また、預貯金情報と株式情報については、財産開示手続を経由することなく、いきなり第三者からの情報取得手続の申立てを行い、調べることができます。
事後的に債務者には通知されますが、先に債権者は情報を入手できますので、取得した情報を基にして債務者に対して強制執行を行える可能性が出てきます。預貯金などは、不動産と比べて流動性が高く、先に財産開示手続を先行させると、その間に債務者に財産隠しをされる恐れがあるため、財産開示手続を経ることなく「第三者からの情報取得手続」の申立てができるとされました。
このように、債務名義を有する債権者は、債務者の預貯金情報、株式情報、不動産情報、勤務先情報を調べることが可能になったのが、財産開示手続及び第三者からの情報取得手続です。
第三者からの情報取得手続による情報の照会先は、次のようになります。
- 預金貯金債権や上場株式、国債等に関する口座等の情報は、金融機関(銀行、信金、農協、証券会社等)より入手します。
- 土地・建物に関する情報は、登記所(法務局)から入手します。
- 給料の支給者に関する情報は、市区町村、日本年金機構等から入手します。
債権者は、これらの手続きによって取得した情報を基にして、強制執行を行い、債権を具現化していきます。
以上のような制度設計となりますので、スタンダードな活用としては、①預貯金・株式情報について第三者からの情報取得手続の活用、②財産開示手続の申立て、③不動産・勤務先情報について第三者からの情報取得の活用、という流れが想定できます。
- ①預貯金・株式情報について第三者からの情報取得手続の活用
- まずは債務者に表立って知られる前に差押対象財産を探索します。
- ②財産開示手続の申立て
- 不動産情報の第三者からの情報取得を活用するためや、預貯金・株式情報には含まれていない保険解約返戻金などの所在を知るために、①の後、または①と併行して、財産開示手続を申立てる対応が考えられます。
- ③不動産・勤務先情報について第三者からの情報取得の活用
- 財産開示手続においても債務者の財産の所在が判明しなかった場合には、不動産・勤務先情報についても第三者からの情報取得の活用が期待されます。
以下では、より具体的な内容について見ていきましょう。
第1 財産開示手続・第三者からの情報取得手続とは?
訴えを提起し、せっかく勝訴判決を獲得しても、最終的に債務者より支払がなされなければ、判決も事実上の紙切れに過ぎないものとなってしまいます。

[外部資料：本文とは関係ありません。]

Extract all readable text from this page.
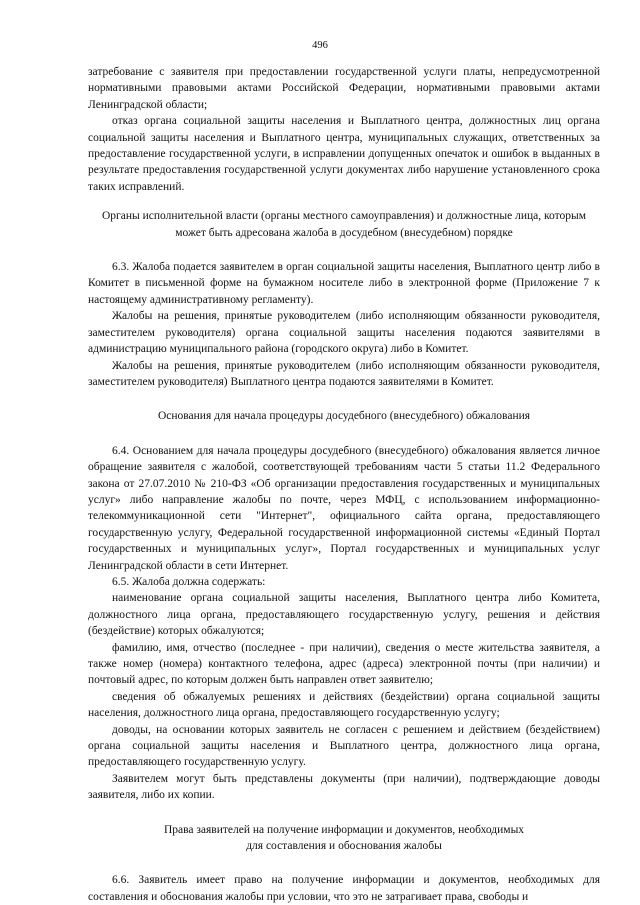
496

затребование с заявителя при предоставлении государственной услуги платы, непредусмотренной нормативными правовыми актами Российской Федерации, нормативными правовыми актами Ленинградской области;

отказ органа социальной защиты населения и Выплатного центра, должностных лиц органа социальной защиты населения и Выплатного центра, муниципальных служащих, ответственных за предоставление государственной услуги, в исправлении допущенных опечаток и ошибок в выданных в результате предоставления государственной услуги документах либо нарушение установленного срока таких исправлений.

Органы исполнительной власти (органы местного самоуправления) и должностные лица, которым может быть адресована жалоба в досудебном (внесудебном) порядке

6.3. Жалоба подается заявителем в орган социальной защиты населения, Выплатного центр либо в Комитет в письменной форме на бумажном носителе либо в электронной форме (Приложение 7 к настоящему административному регламенту).

Жалобы на решения, принятые руководителем (либо исполняющим обязанности руководителя, заместителем руководителя) органа социальной защиты населения подаются заявителями в администрацию муниципального района (городского округа) либо в Комитет.

Жалобы на решения, принятые руководителем (либо исполняющим обязанности руководителя, заместителем руководителя) Выплатного центра подаются заявителями в Комитет.

Основания для начала процедуры досудебного (внесудебного) обжалования

6.4. Основанием для начала процедуры досудебного (внесудебного) обжалования является личное обращение заявителя с жалобой, соответствующей требованиям части 5 статьи 11.2 Федерального закона от 27.07.2010 № 210-ФЗ «Об организации предоставления государственных и муниципальных услуг» либо направление жалобы по почте, через МФЦ, с использованием информационно-телекоммуникационной сети "Интернет", официального сайта органа, предоставляющего государственную услугу, Федеральной государственной информационной системы «Единый Портал государственных и муниципальных услуг», Портал государственных и муниципальных услуг Ленинградской области в сети Интернет.

6.5. Жалоба должна содержать:

наименование органа социальной защиты населения, Выплатного центра либо Комитета, должностного лица органа, предоставляющего государственную услугу, решения и действия (бездействие) которых обжалуются;

фамилию, имя, отчество (последнее - при наличии), сведения о месте жительства заявителя, а также номер (номера) контактного телефона, адрес (адреса) электронной почты (при наличии) и почтовый адрес, по которым должен быть направлен ответ заявителю;

сведения об обжалуемых решениях и действиях (бездействии) органа социальной защиты населения, должностного лица органа, предоставляющего государственную услугу;

доводы, на основании которых заявитель не согласен с решением и действием (бездействием) органа социальной защиты населения и Выплатного центра, должностного лица органа, предоставляющего государственную услугу.

Заявителем могут быть представлены документы (при наличии), подтверждающие доводы заявителя, либо их копии.

Права заявителей на получение информации и документов, необходимых

для составления и обоснования жалобы

6.6. Заявитель имеет право на получение информации и документов, необходимых для составления и обоснования жалобы при условии, что это не затрагивает права, свободы и
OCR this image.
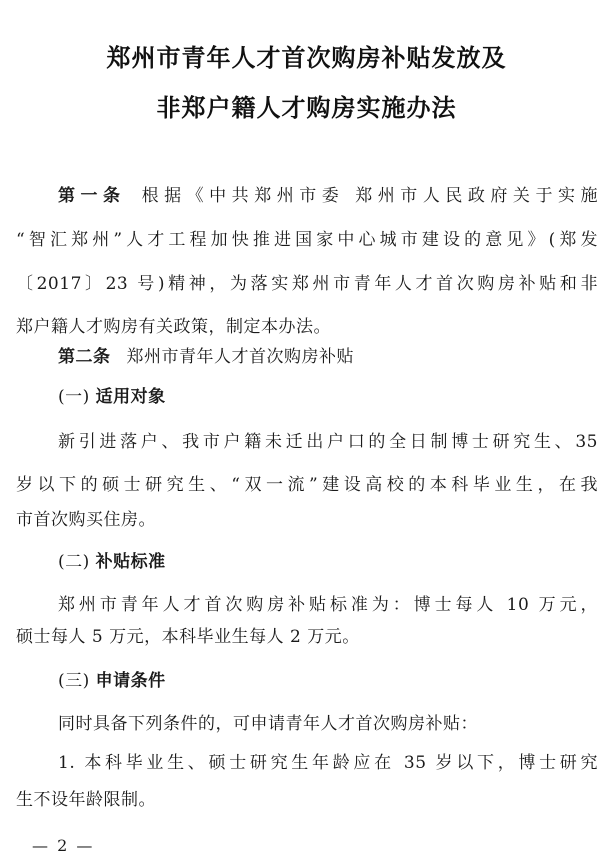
郑州市青年人才首次购房补贴发放及
非郑户籍人才购房实施办法
第一条 根据《中共郑州市委 郑州市人民政府关于实施
“智汇郑州”人才工程加快推进国家中心城市建设的意见》(郑发
〔2017〕23 号)精神，为落实郑州市青年人才首次购房补贴和非
郑户籍人才购房有关政策，制定本办法。
第二条 郑州市青年人才首次购房补贴
(一) 适用对象
新引进落户、我市户籍未迁出户口的全日制博士研究生、35
岁以下的硕士研究生、“双一流”建设高校的本科毕业生，在我
市首次购买住房。
(二) 补贴标准
郑州市青年人才首次购房补贴标准为：博士每人 10 万元，
硕士每人 5 万元，本科毕业生每人 2 万元。
(三) 申请条件
同时具备下列条件的，可申请青年人才首次购房补贴：
1. 本科毕业生、硕士研究生年龄应在 35 岁以下，博士研究
生不设年龄限制。
— 2 —
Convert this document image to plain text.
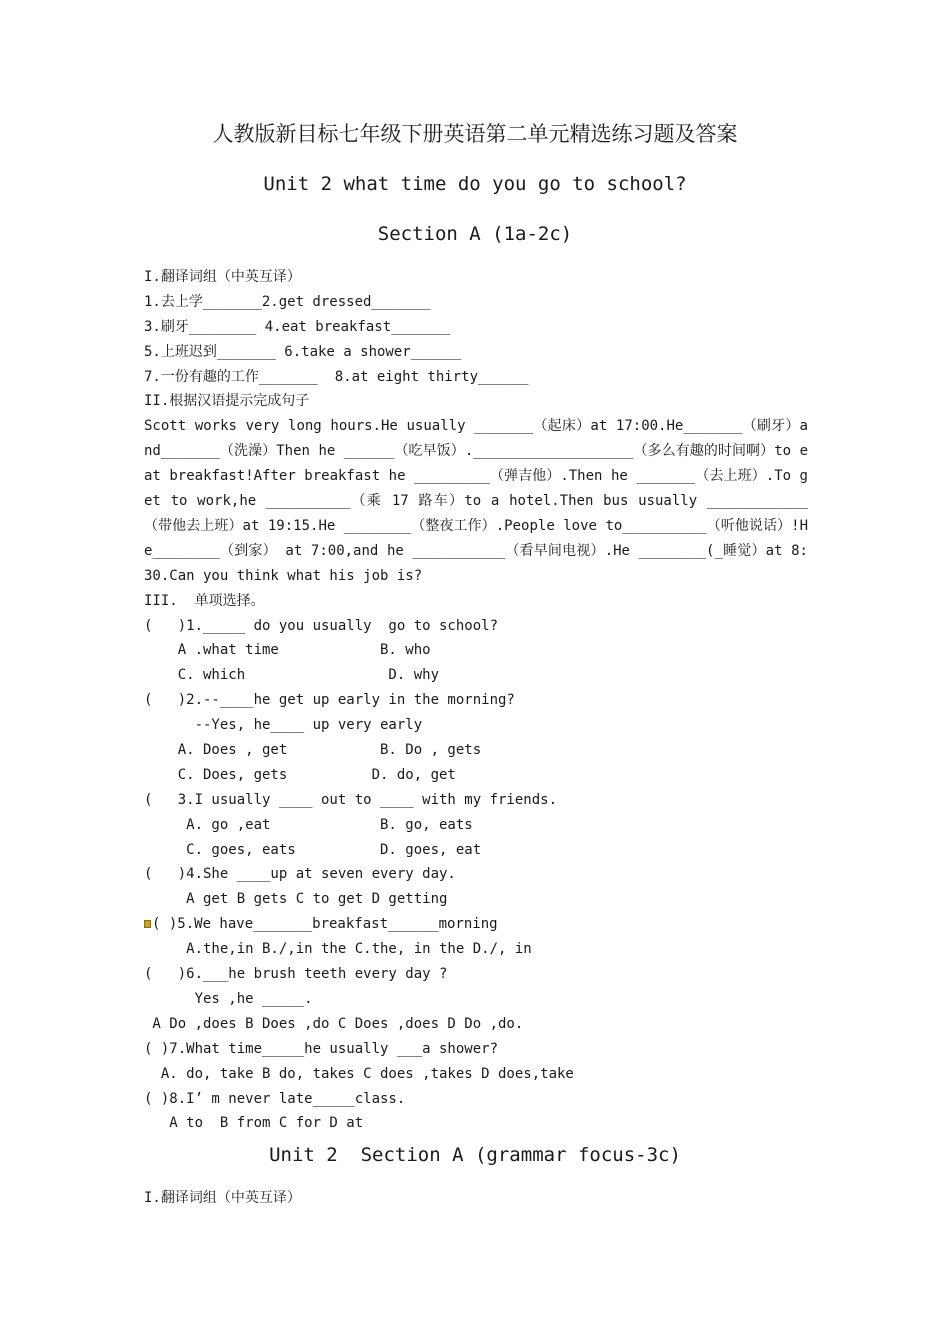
人教版新目标七年级下册英语第二单元精选练习题及答案
Unit 2 what time do you go to school?
Section A (1a-2c)
I.翻译词组（中英互译）
1.去上学_______2.get dressed_______
3.刷牙________ 4.eat breakfast_______
5.上班迟到_______ 6.take a shower______
7.一份有趣的工作_______  8.at eight thirty______
II.根据汉语提示完成句子
Scott works very long hours.He usually _______（起床）at 17:00.He_______（刷牙）and_______（洗澡）Then he ______（吃早饭）.___________________（多么有趣的时间啊）to eat breakfast!After breakfast he _________（弹吉他）.Then he _______（去上班）.To get to work,he __________（乘 17 路车）to a hotel.Then bus usually ____________（带他去上班）at 19:15.He ________（整夜工作）.People love to__________（听他说话）!He________（到家） at 7:00,and he ___________（看早间电视）.He ________(_睡觉）at 8:30.Can you think what his job is?
III.  单项选择。
(   )1._____ do you usually  go to school?
A .what time            B. who
C. which                 D. why
(   )2.--____he get up early in the morning?
--Yes, he____ up very early
A. Does , get           B. Do , gets
C. Does, gets          D. do, get
(   3.I usually ____ out to ____ with my friends.
A. go ,eat             B. go, eats
C. goes, eats          D. goes, eat
(   )4.She ____up at seven every day.
A get B gets C to get D getting
( )5.We have_______breakfast______morning
A.the,in B./,in the C.the, in the D./, in
(   )6.___he brush teeth every day ?
Yes ,he _____.
A Do ,does B Does ,do C Does ,does D Do ,do.
( )7.What time_____he usually ___a shower?
A. do, take B do, takes C does ,takes D does,take
( )8.I’ m never late_____class.
A to  B from C for D at
Unit 2  Section A (grammar focus-3c)
I.翻译词组（中英互译）
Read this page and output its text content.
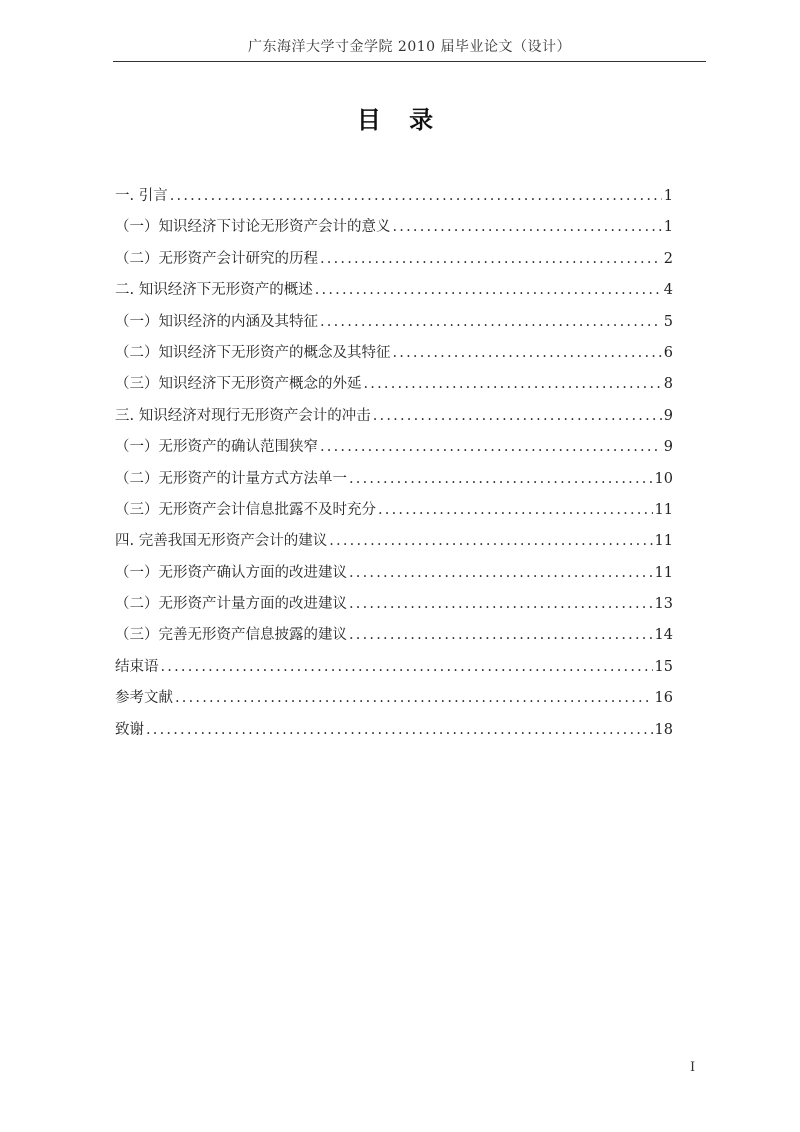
广东海洋大学寸金学院 2010 届毕业论文（设计）
目 录
一. 引言 .....	1
（一）知识经济下讨论无形资产会计的意义 .....	1
（二）无形资产会计研究的历程 .....	2
二. 知识经济下无形资产的概述 .....	4
（一）知识经济的内涵及其特征 .....	5
（二）知识经济下无形资产的概念及其特征 .....	6
（三）知识经济下无形资产概念的外延 .....	8
三. 知识经济对现行无形资产会计的冲击 .....	9
（一）无形资产的确认范围狭窄 .....	9
（二）无形资产的计量方式方法单一 .....	10
（三）无形资产会计信息批露不及时充分 .....	11
四. 完善我国无形资产会计的建议 .....	11
（一）无形资产确认方面的改进建议 .....	11
（二）无形资产计量方面的改进建议 .....	13
（三）完善无形资产信息披露的建议 .....	14
结束语 .....	15
参考文献 .....	16
致谢 .....	18
I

【民事裁判(訴訟)】の流れを弁護士が分かりやすく解説~「訴える」債権回収
債権を具体化する手段として強制執行があります。
【関連記事】 「強制執行」~債務名義、執行文、送達証明書を準備し権利の実現へ
【関連記事】 「不動産の強制競売手続」債権者の視点から概観する
【関連記事】 債権執行~差押の王道たる債権回収手続を解説
【関連記事】 「動産執行」不動産でも債権でもない債権回収の最終兵器
しかし、裁判所は債務者の財産を調べてくれることはありません。
強制執行をしようにも、債権者が債務者の財産を指定して実行しなくてはなりません。
このように、債務者の財産が分からず、せっかく債務名義を手にしても無駄になりそうな時に、債権者に対して大きな武器となるのが、「財産開示手続」、「第三者からの情報取得手続」の制度です。
1 財産開示手続とは?
債務名義の正本を有している金銭債権の債権者の申立てにより、裁判所が債務者を呼び出し、債務者に自己の財産について陳述させる手続を、「財産開示手続」といいます。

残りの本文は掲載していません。